Proposed new methods
- Vierendeel Method
- Finite Element Analysis
This includes the tee that spans half the opening and a quarter of the adjacent track post, which forms a cantilevered section that can be approximated as a stepped tee (Figure 4.10). The total Vierendeel deflection was the sum of the Vierendeel deflections at all openings between the support and the position where the deflection was calculated. The total deflection was the sum of the primary deflection deflection and the Vierendeel deflection.
The results for test beams 2A and 3B are shown in Figures 4.11 and 4.12, respectively; and bending ratios for all test members are shown in Figure 4.13. Figure 4.13 shows that this is true for all beams except beam 1A. One output of a finite element analysis program is the displacements at each nodal point.
This is seen to be the case for all the beams except beams 1A and 3A in Figure 4.17.
Summary
Deflections calculated with this method in beams with a small shear-to-moment ratio are larger than the experimental ones and in beams with a large shear-to-moment ratio are smaller than the experimental ones, although the average of the deflection ratios close to unity are . This can be seen from the scatterplot by the lack of clustering of deflection ratios around unity. The deflection ratios of the Four-part method are clustered around unity for the lower shear-to-moment ratios.
As with the other methods, the deflection ratios decrease with increasing shear-moment ratios, but the agreement between the theoretical and experimental values is good. This scatterplot shows a clustering of deflection ratios around unity, as well as a decrease in deflection ratios with an increase in shear-moment ratios. All these observations can be summarized by plotting normal distributions for the deflection ratios.
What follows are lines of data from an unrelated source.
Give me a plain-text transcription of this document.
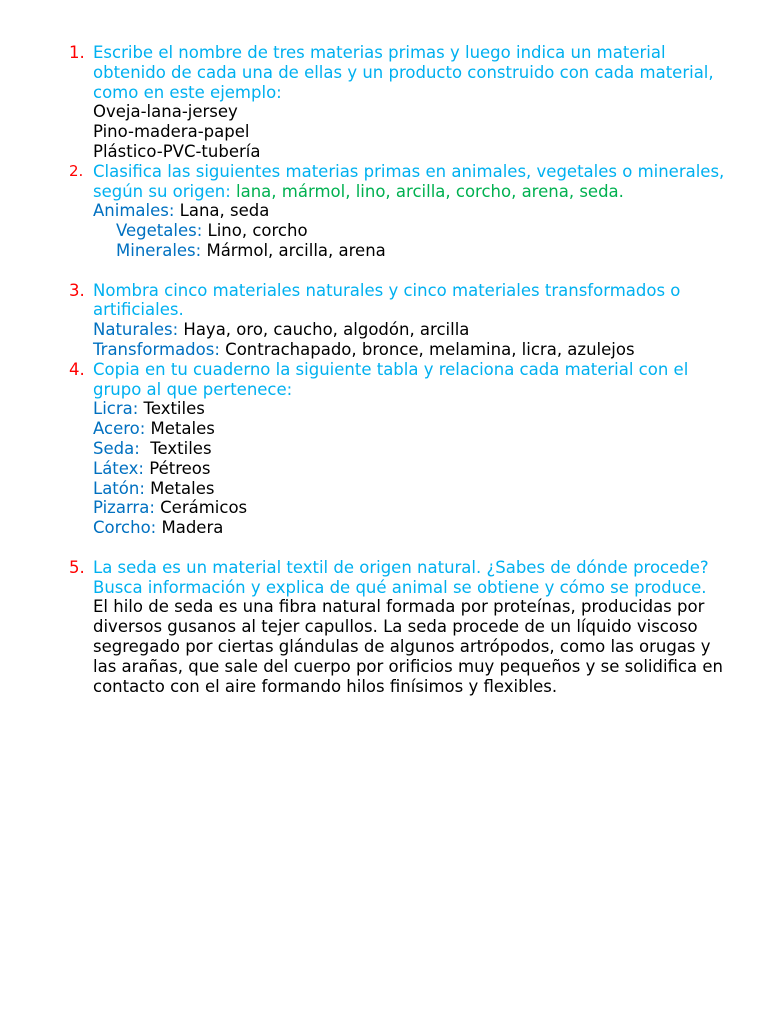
1. Escribe el nombre de tres materias primas y luego indica un material obtenido de cada una de ellas y un producto construido con cada material, como en este ejemplo:
Oveja-lana-jersey
Pino-madera-papel
Plástico-PVC-tubería
2. Clasifica las siguientes materias primas en animales, vegetales o minerales, según su origen: lana, mármol, lino, arcilla, corcho, arena, seda.
Animales: Lana, seda
Vegetales: Lino, corcho
Minerales: Mármol, arcilla, arena
3. Nombra cinco materiales naturales y cinco materiales transformados o artificiales.
Naturales: Haya, oro, caucho, algodón, arcilla
Transformados: Contrachapado, bronce, melamina, licra, azulejos
4. Copia en tu cuaderno la siguiente tabla y relaciona cada material con el grupo al que pertenece:
Licra: Textiles
Acero: Metales
Seda:  Textiles
Látex: Pétreos
Latón: Metales
Pizarra: Cerámicos
Corcho: Madera
5. La seda es un material textil de origen natural. ¿Sabes de dónde procede? Busca información y explica de qué animal se obtiene y cómo se produce.
El hilo de seda es una fibra natural formada por proteínas, producidas por diversos gusanos al tejer capullos. La seda procede de un líquido viscoso segregado por ciertas glándulas de algunos artrópodos, como las orugas y las arañas, que sale del cuerpo por orificios muy pequeños y se solidifica en contacto con el aire formando hilos finísimos y flexibles.
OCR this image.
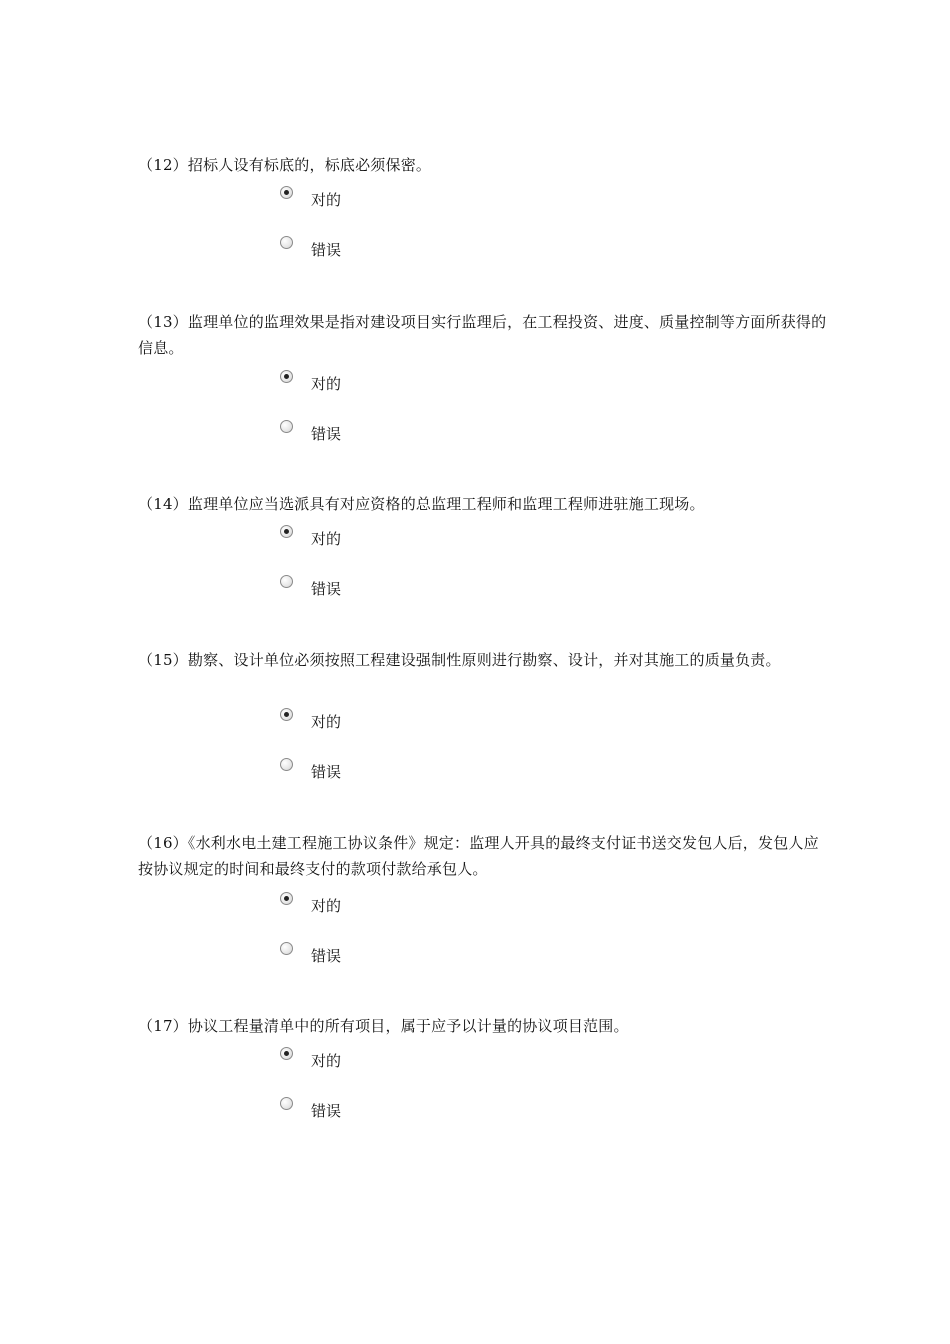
（12）招标人设有标底的，标底必须保密。

对的
错误

（13）监理单位的监理效果是指对建设项目实行监理后，在工程投资、进度、质量控制等方面所获得的信息。

对的
错误

（14）监理单位应当选派具有对应资格的总监理工程师和监理工程师进驻施工现场。

对的
错误

（15）勘察、设计单位必须按照工程建设强制性原则进行勘察、设计，并对其施工的质量负责。

对的
错误

（16）《水利水电土建工程施工协议条件》规定：监理人开具的最终支付证书送交发包人后，发包人应按协议规定的时间和最终支付的款项付款给承包人。

对的
错误

（17）协议工程量清单中的所有项目，属于应予以计量的协议项目范围。

对的
错误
All deflection ratios were multiplied by the reciprocal of their mean, and the normal distributions were reslotted, as in Figure 4.23.
Introduction
The design charts predicted the Vierendeel error for all test beams, which was correct for beams 1, 2, and 3 for the midspan and third point load cases. Beam 4A failed due to pure bending, and it can be seen from the design diagrams in Section 3.4.1.3 that the beam line lies closer to the moment axis than the beam line for the other test beams. Design charts are quick and easy to use and can be used with any load case, unlike a spreadsheet.
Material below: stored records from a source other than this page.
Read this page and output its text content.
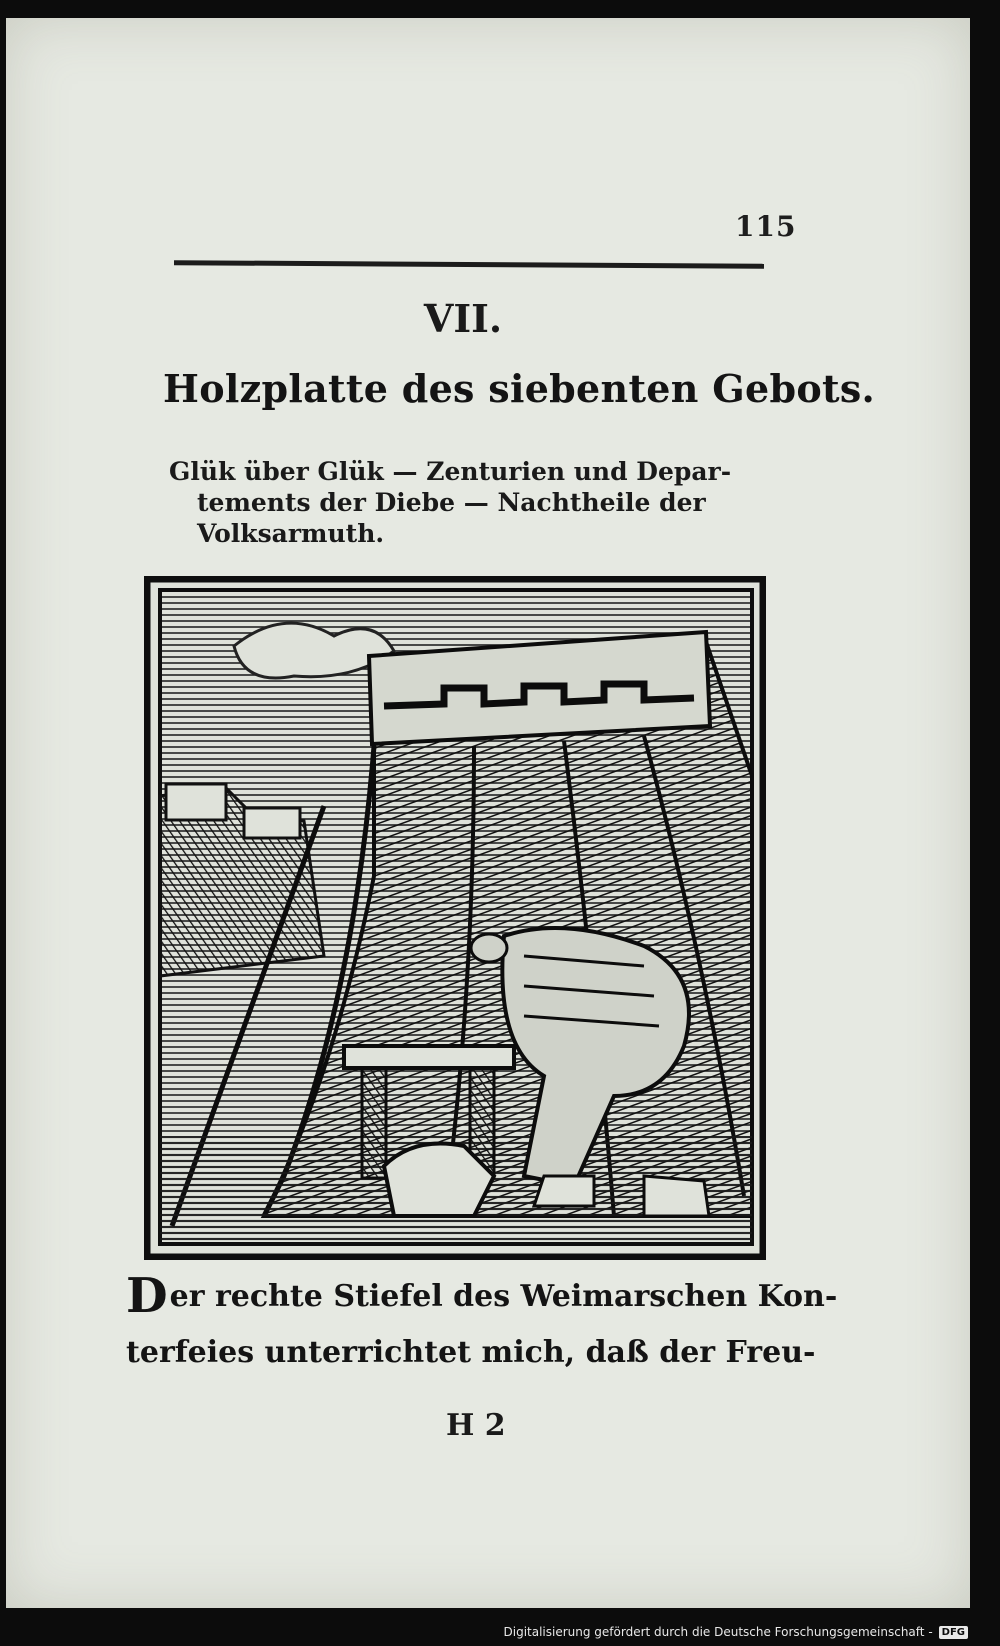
115
VII.
Holzplatte des siebenten Gebots.
Glük über Glük — Zenturien und Depar-
tements der Diebe — Nachtheile der
Volksarmuth.
Der rechte Stiefel des Weimarschen Kon-
terfeies unterrichtet mich, daß der Freu-
H 2
Digitalisierung gefördert durch die Deutsche Forschungsgemeinschaft - DFG
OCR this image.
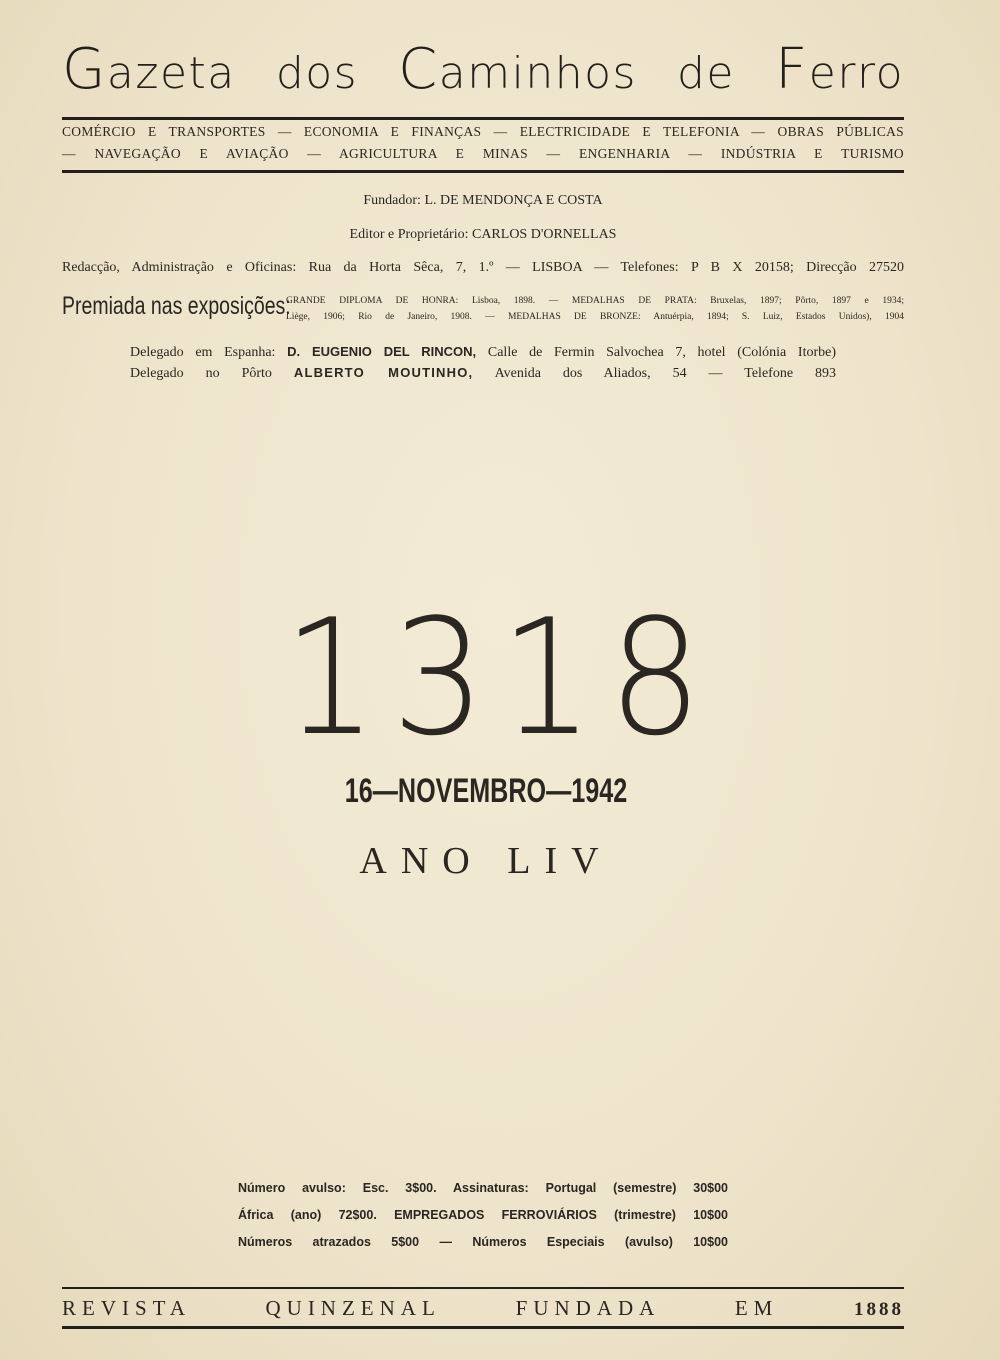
Gazeta dos Caminhos de Ferro
COMÉRCIO E TRANSPORTES — ECONOMIA E FINANÇAS — ELECTRICIDADE E TELEFONIA — OBRAS PÚBLICAS
— NAVEGAÇÃO E AVIAÇÃO — AGRICULTURA E MINAS — ENGENHARIA — INDÚSTRIA E TURISMO
Fundador: L. DE MENDONÇA E COSTA
Editor e Proprietário: CARLOS D'ORNELLAS
Redacção, Administração e Oficinas: Rua da Horta Sêca, 7, 1.º — LISBOA — Telefones: P B X 20158; Direcção 27520
Premiada nas exposições:
GRANDE DIPLOMA DE HONRA: Lisboa, 1898. — MEDALHAS DE PRATA: Bruxelas, 1897; Pôrto, 1897 e 1934;
Liège, 1906; Rio de Janeiro, 1908. — MEDALHAS DE BRONZE: Antuérpia, 1894; S. Luiz, Estados Unidos), 1904
Delegado em Espanha: D. EUGENIO DEL RINCON, Calle de Fermin Salvochea 7, hotel (Colónia Itorbe)
Delegado no Pôrto ALBERTO MOUTINHO, Avenida dos Aliados, 54 — Telefone 893
1318
16—NOVEMBRO—1942
ANO LIV
Número avulso: Esc. 3$00. Assinaturas: Portugal (semestre) 30$00
África (ano) 72$00. EMPREGADOS FERROVIÁRIOS (trimestre) 10$00
Números atrazados 5$00 — Números Especiais (avulso) 10$00
REVISTA QUINZENAL FUNDADA EM	1888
This method would be impractical for use in the design office as it is very time consuming. The computer program and the spreadsheet are designed to handle simply supported beams with point loads at midspan or at the third points. The design charts, which are also based on the plastic Four-Part method, can be used for any combination of internal shear and bending moment.
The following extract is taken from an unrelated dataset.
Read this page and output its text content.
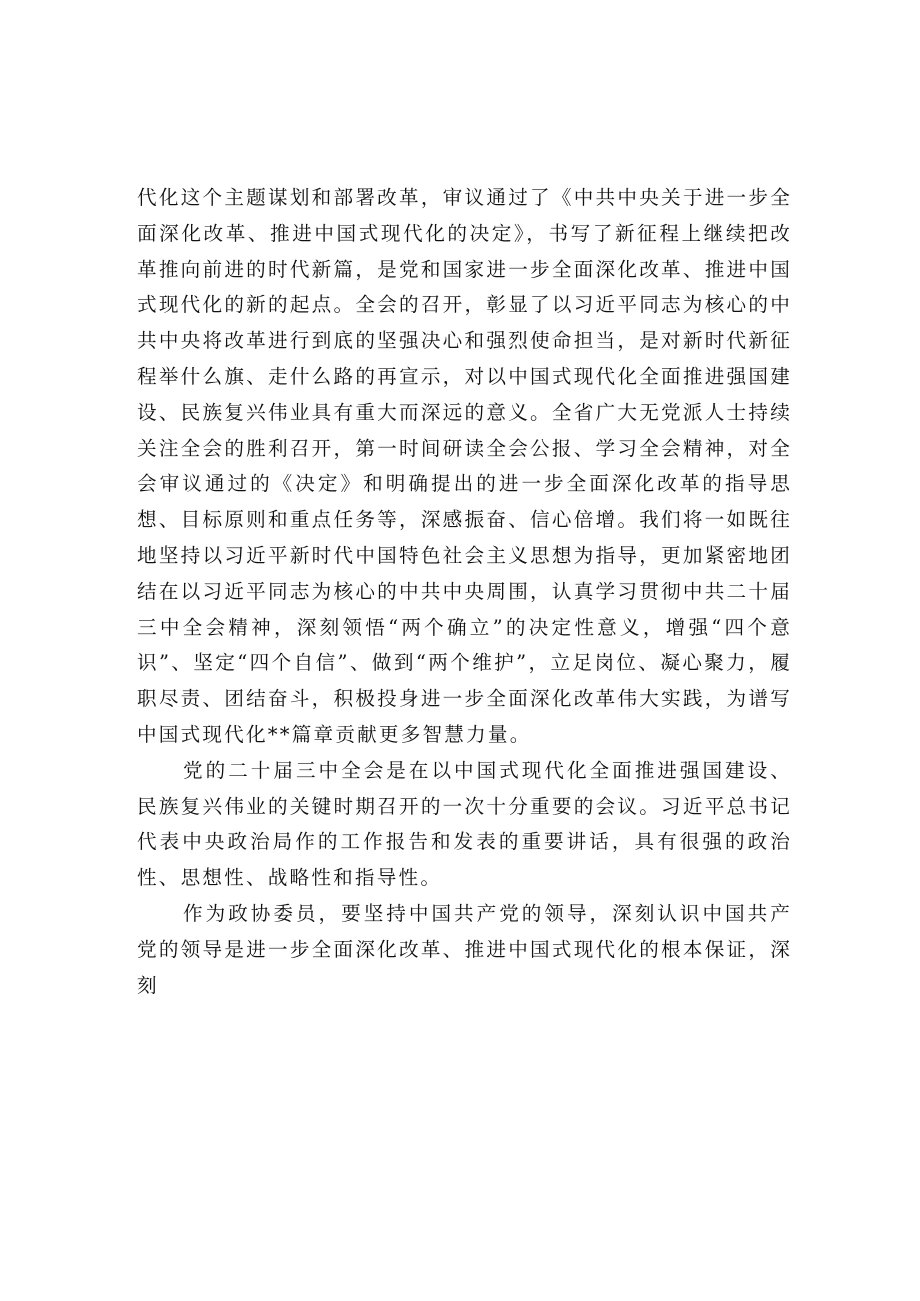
代化这个主题谋划和部署改革，审议通过了《中共中央关于进一步全面深化改革、推进中国式现代化的决定》，书写了新征程上继续把改革推向前进的时代新篇，是党和国家进一步全面深化改革、推进中国式现代化的新的起点。全会的召开，彰显了以习近平同志为核心的中共中央将改革进行到底的坚强决心和强烈使命担当，是对新时代新征程举什么旗、走什么路的再宣示，对以中国式现代化全面推进强国建设、民族复兴伟业具有重大而深远的意义。全省广大无党派人士持续关注全会的胜利召开，第一时间研读全会公报、学习全会精神，对全会审议通过的《决定》和明确提出的进一步全面深化改革的指导思想、目标原则和重点任务等，深感振奋、信心倍增。我们将一如既往地坚持以习近平新时代中国特色社会主义思想为指导，更加紧密地团结在以习近平同志为核心的中共中央周围，认真学习贯彻中共二十届三中全会精神，深刻领悟“两个确立”的决定性意义，增强“四个意识”、坚定“四个自信”、做到“两个维护”，立足岗位、凝心聚力，履职尽责、团结奋斗，积极投身进一步全面深化改革伟大实践，为谱写中国式现代化**篇章贡献更多智慧力量。

党的二十届三中全会是在以中国式现代化全面推进强国建设、民族复兴伟业的关键时期召开的一次十分重要的会议。习近平总书记代表中央政治局作的工作报告和发表的重要讲话，具有很强的政治性、思想性、战略性和指导性。

作为政协委员，要坚持中国共产党的领导，深刻认识中国共产党的领导是进一步全面深化改革、推进中国式现代化的根本保证，深刻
This enables them to be used for beams with different end conditions, continuous beams or beams with loads other than mid-span or third point loads.
Deflections
Summary
The plastic Four-Part design chart method has been found to be the most accurate and practical method for calculating failures and predicting failure modes. The Four Part Deflection method has been found to be the most accurate and practical method to calculate deflections.
Future Work
Journal of the Structural Division, Proceedings of the American Society of Civil Engineers, Januarie 1968, pp 1-17.